Von RA, FA für Sozialrecht, FA für
Bau- und Architektenrecht Thomas Stumpf, Pirmasens
Der Diplom-Verwaltungswirt
Gerhard Wenzel bringt sein Werk über die Baulast in die zweite Runde.
Auf ca. 312 Seiten stellt Wenzel praxisorientiert die Problemfelder der
Baulast vor und zeigt, wie man ihnen in der Praxis begegnen kann.
Die Baulast
kommt immer dann zum Tragen, wenn ein Bauvorhaben in baurechtskonformer Weise
nur unter Heranziehung eines anderen Grundstücks verwirklicht werden kann bzw.
wenn nur mit Zustimmung des Eigentümers eines anderen (Nachbar-)grundstücks
Genehmigungsfähigkeit erreicht werden kann. Die Baulast ist in der Regel schriftlich
vom belasteten Grundstückseigentümer gegenüber der Bauaufsichtsbehörde
abzugeben, welcher sich mit dieser Erklärung gegenüber der Bauaufsichtsbehörde
zu einem Tun, Dulden oder Unterlassen verpflichtet. Die Baulast führt daher zu
einer öffentlich-rechtlichen Verpflichtung zwischen diesem Eigentümer und der
Bauaufsichtsbehörde. Der durch die Baulast tatsächlich begünstigte Bauherr, der
nur mit Hilfe der Baulast sein Vorhaben verwirklichen kann, wird an dieser
Verpflichtung nicht beteiligt. Erst mit Eintragung der Baulast ins
Baulastverzeichnis wird die Baulast wirksam und bleibt auch im Falle einer
Zwangsversteigerung erhalten. Die Baulast ist letztlich auch ein
Sicherungsmittel.

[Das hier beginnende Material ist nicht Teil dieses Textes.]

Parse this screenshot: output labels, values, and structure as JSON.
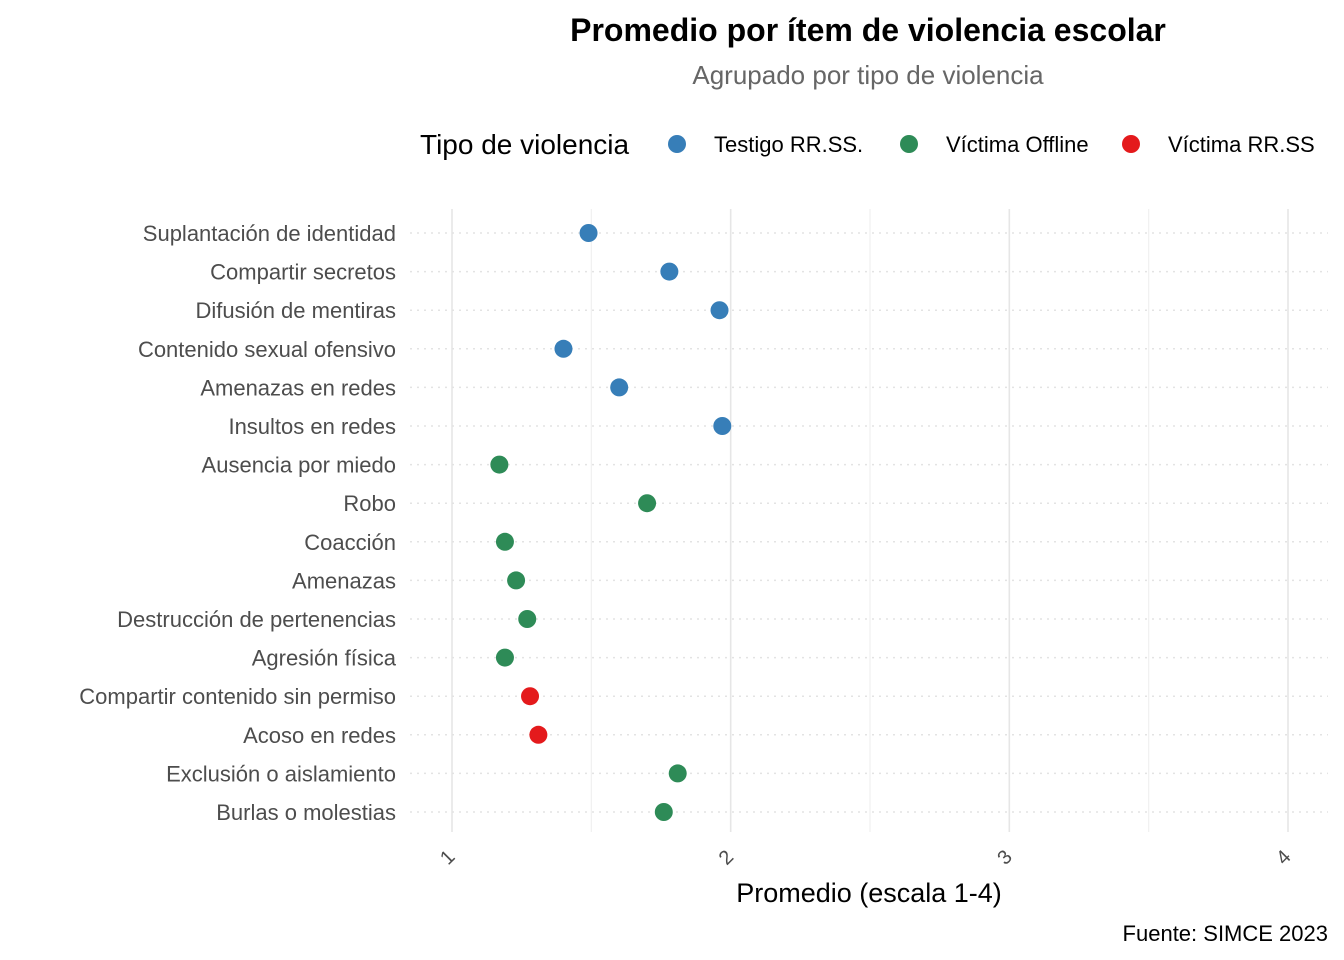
{
  "chart_data": {
    "type": "scatter",
    "title": "Promedio por ítem de violencia escolar",
    "subtitle": "Agrupado por tipo de violencia",
    "xlabel": "Promedio (escala 1-4)",
    "ylabel": "",
    "caption": "Fuente: SIMCE 2023",
    "xlim": [
      1,
      4
    ],
    "xticks": [
      "1",
      "2",
      "3",
      "4"
    ],
    "grid": true,
    "legend": {
      "title": "Tipo de violencia",
      "position": "top",
      "entries": [
        {
          "name": "Testigo RR.SS.",
          "color": "#377EB8"
        },
        {
          "name": "Víctima Offline",
          "color": "#2E8B57"
        },
        {
          "name": "Víctima RR.SS",
          "color": "#E41A1C"
        }
      ]
    },
    "categories": [
      "Suplantación de identidad",
      "Compartir secretos",
      "Difusión de mentiras",
      "Contenido sexual ofensivo",
      "Amenazas en redes",
      "Insultos en redes",
      "Ausencia por miedo",
      "Robo",
      "Coacción",
      "Amenazas",
      "Destrucción de pertenencias",
      "Agresión física",
      "Compartir contenido sin permiso",
      "Acoso en redes",
      "Exclusión o aislamiento",
      "Burlas o molestias"
    ],
    "points": [
      {
        "item": "Suplantación de identidad",
        "value": 1.49,
        "series": "Testigo RR.SS."
      },
      {
        "item": "Compartir secretos",
        "value": 1.78,
        "series": "Testigo RR.SS."
      },
      {
        "item": "Difusión de mentiras",
        "value": 1.96,
        "series": "Testigo RR.SS."
      },
      {
        "item": "Contenido sexual ofensivo",
        "value": 1.4,
        "series": "Testigo RR.SS."
      },
      {
        "item": "Amenazas en redes",
        "value": 1.6,
        "series": "Testigo RR.SS."
      },
      {
        "item": "Insultos en redes",
        "value": 1.97,
        "series": "Testigo RR.SS."
      },
      {
        "item": "Ausencia por miedo",
        "value": 1.17,
        "series": "Víctima Offline"
      },
      {
        "item": "Robo",
        "value": 1.7,
        "series": "Víctima Offline"
      },
      {
        "item": "Coacción",
        "value": 1.19,
        "series": "Víctima Offline"
      },
      {
        "item": "Amenazas",
        "value": 1.23,
        "series": "Víctima Offline"
      },
      {
        "item": "Destrucción de pertenencias",
        "value": 1.27,
        "series": "Víctima Offline"
      },
      {
        "item": "Agresión física",
        "value": 1.19,
        "series": "Víctima Offline"
      },
      {
        "item": "Compartir contenido sin permiso",
        "value": 1.28,
        "series": "Víctima RR.SS"
      },
      {
        "item": "Acoso en redes",
        "value": 1.31,
        "series": "Víctima RR.SS"
      },
      {
        "item": "Exclusión o aislamiento",
        "value": 1.81,
        "series": "Víctima Offline"
      },
      {
        "item": "Burlas o molestias",
        "value": 1.76,
        "series": "Víctima Offline"
      }
    ]
  }
}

Sie kommt jedoch nur dann zur Anwendung, wenn sich die
Verpflichtung zum Tun, Dulden oder Unterlassen nicht bereits ohnehin aus
öffentlich-rechtlichen Vorschriften ergibt.
Auf gut 40
Seiten führt das Werk in die vorstehend (grob und an dieser Stelle stark
verkürzt) dargestellten Grundlagen ein und verschafft dem Leser in kurzen
Kapiteln mit gebündelten Informationen einen schnellen Einstieg. Daran schließt
sich auf gut 130 Seiten das Herzstück dieses Praxisbuchs an, nämlich die
Erörterung der Hauptanwendungsfälle der Baulast. Nur bestimmte
baugenehmigungsrelevante Tatbestände können nämlich im Wege einer Baulast
überhaupt gesichert werden. Diese listet Wenzel sämtlich auf. Der
Bearbeitungstenor umfasst das Geh- und
Fahrrecht, das Leitungsrecht, Vereinigungen, Abstandsflächen, die Verpflichtung
zur Grenzbebauung, gemeinsame Bauteile, Flächenbaulast aus Brandschutzgründen,
Stellplatzzuordnung und die Spielflächenzuordnung. Auch besondere
Praxiskonstellationen wie Auflagen und Befristungen von Baulasten, Baulasten
aufgrund von Umlegungsbeschlüssen eines Umlegungsausschusses oder aufgrund des
geltenden Bauplanungsrechts werden abgehandelt. Das Beste an der Darstellung
ist, dass sich Wenzel die Mühe macht, all die möglichen Tatbestände
einer Baulast für jedes Bundesland einzeln anhand dessen geltender
Landesbauordnung zu erörtern (abgesehen von Bayern und Brandenburg, welche das
rechtliche Instrument der Baulast nicht kennen).
Im mehr als
100 Seiten umfassenden Anhang liefert das Buch zudem die relevanten Auszüge aus
sämtlichen Landesbauordnungen, so dass man mit diesem Band in jedem Bundesland
ohne weitere Textrecherche sofort in der Praxis arbeiten kann. Viele Beispiele,
Muster und Zeichnungen und Planskizzen erleichtern das Verständnis. Neben den
materiellen Grundlagen nimmt sich das Werk auch des Verfahrens an. Der Vollzug
der Eintragung der Baulast wird ebenso erläutert wie die Änderung, Löschung und
das generelle Führen des Baulastverzeichnisses. Alles in allem eine gelungene,
empfehlenswerte Zusammenstellung zum Thema Baulast. Die Bedeutung der Baulast
wird künftig steigen, da immer weniger Baugrund für immer mehr Vorhaben zur
Verfügung steht und es vermehrt zu Fällen kommen wird, in denen die
Genehmigungsreife nur im Wege der Heranziehung (Belastung) von
Nachbargrundstücken möglich sein wird.